The unique biomechanical system
Every AposTherapy® patient’s personalised therapy programme is based around a foot-worn individually adjusted unique biomechanical device. Patients wear this personally adjusted system whilst performing their daily routine tasks, achieving two widely applied rehabilitation principles with every movement.
Firstly, by adjusting the foot’s point of contact with the ground (the centre of pressure), the system changes the forces acting on the various joints of the lower limb and low back. When calibrating the system, the AposTherapist considers which specific structures need to be supported or offloaded, in order to provide the patient with symptom relief. This decision is based upon the findings from the clinical interview, physical assessment and computerised gait-lab, as well as the pain, function and quality of life questionnaire scores.

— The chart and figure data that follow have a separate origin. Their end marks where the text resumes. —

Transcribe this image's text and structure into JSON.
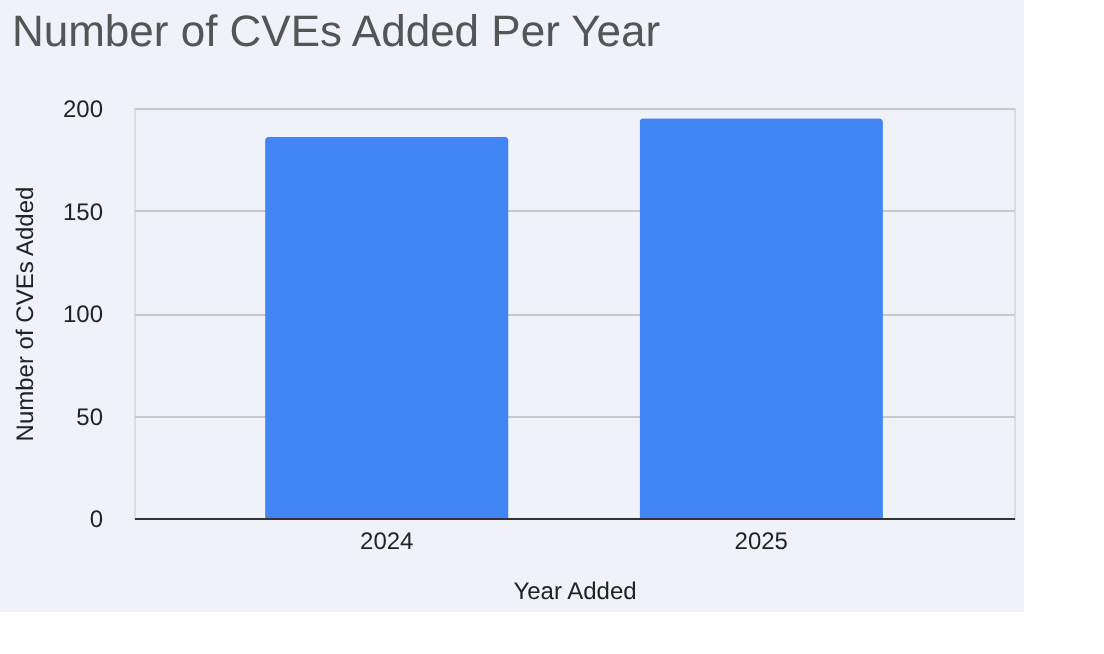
{
  "chart_data": {
    "type": "bar",
    "title": "Number of CVEs Added Per Year",
    "xlabel": "Year Added",
    "ylabel": "Number of CVEs Added",
    "categories": [
      "2024",
      "2025"
    ],
    "values": [
      186,
      195
    ],
    "color": "#4285f4",
    "ylim": [
      0,
      200
    ],
    "yticks": [
      0,
      50,
      100,
      150,
      200
    ],
    "grid": "y"
  }
}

The second rehabilitation principle is the introduction of micro-instability through perturbation during the entire gait cycle (and any other weight bearing activity). This refines the control of the central nervous system with every movement the patient performs. Again, the introduction of appropriate perturbation for the patient is done at the system’s calibration stage.

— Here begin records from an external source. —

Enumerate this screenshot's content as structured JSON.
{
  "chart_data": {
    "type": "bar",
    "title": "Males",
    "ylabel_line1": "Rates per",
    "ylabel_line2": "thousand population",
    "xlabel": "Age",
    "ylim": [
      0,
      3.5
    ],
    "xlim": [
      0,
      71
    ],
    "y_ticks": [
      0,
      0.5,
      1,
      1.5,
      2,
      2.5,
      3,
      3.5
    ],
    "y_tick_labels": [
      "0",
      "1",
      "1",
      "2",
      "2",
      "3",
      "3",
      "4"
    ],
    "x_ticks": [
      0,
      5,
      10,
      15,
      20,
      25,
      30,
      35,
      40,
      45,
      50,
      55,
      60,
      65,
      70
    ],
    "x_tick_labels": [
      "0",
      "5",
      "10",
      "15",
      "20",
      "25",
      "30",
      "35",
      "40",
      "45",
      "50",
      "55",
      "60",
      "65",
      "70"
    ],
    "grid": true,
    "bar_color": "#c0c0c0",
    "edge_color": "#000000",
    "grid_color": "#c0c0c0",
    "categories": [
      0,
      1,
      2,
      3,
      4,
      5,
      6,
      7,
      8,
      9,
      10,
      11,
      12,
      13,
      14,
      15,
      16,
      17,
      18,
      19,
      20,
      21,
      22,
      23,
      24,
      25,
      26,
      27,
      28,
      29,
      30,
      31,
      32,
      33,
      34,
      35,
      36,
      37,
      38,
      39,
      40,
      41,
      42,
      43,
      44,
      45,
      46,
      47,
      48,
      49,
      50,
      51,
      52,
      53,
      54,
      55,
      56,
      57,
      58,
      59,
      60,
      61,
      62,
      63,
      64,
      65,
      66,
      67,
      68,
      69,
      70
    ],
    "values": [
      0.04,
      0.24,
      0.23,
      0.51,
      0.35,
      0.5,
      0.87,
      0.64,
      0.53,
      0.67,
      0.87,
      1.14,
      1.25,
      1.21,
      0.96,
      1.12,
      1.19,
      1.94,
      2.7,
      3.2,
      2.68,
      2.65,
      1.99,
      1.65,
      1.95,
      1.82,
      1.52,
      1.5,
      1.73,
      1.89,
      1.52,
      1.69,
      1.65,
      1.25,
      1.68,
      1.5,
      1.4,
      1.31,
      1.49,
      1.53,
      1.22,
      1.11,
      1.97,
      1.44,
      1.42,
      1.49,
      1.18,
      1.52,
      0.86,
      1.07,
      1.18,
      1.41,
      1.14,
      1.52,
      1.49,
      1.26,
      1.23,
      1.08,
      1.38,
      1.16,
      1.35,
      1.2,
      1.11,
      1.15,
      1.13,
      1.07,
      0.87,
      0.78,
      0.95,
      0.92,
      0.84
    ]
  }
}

Combining correct body alignment with micro-instability represents a breakthrough in the treatment of knee pain. It is only when the patient experiences pain and symptom relief, that is becomes possible to instil optimal patterns of motion. The unique therapeutic effects of the system are achieved with two convex Pertupod™ caps (pods which provide perturbation), inserted under the main weight bearing areas of the foot - heal and forefoot. The AposTherapist adjusts the Pertupod™ caps in every possible direction (anterior, posterior medial and lateral) , as well as adapting their height and resilience.

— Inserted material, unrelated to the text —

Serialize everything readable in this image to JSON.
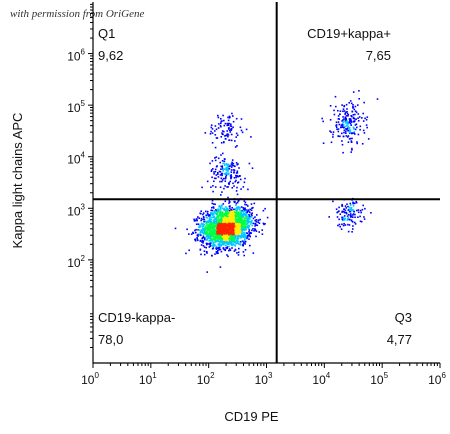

The appropriate amount of perturbation is introduced by selecting the convexity level of the Pertupod™ caps. This is determined by a number of factors including the patient’s age, overall condition, proprioceptive abilities and neuromuscular control. The goal is to challenge the patient in a manner which is barely perceptible, so that perturbation, creating micro-instability, can be controlled throughout the multiple movement repetitions, performed as part of daily routine.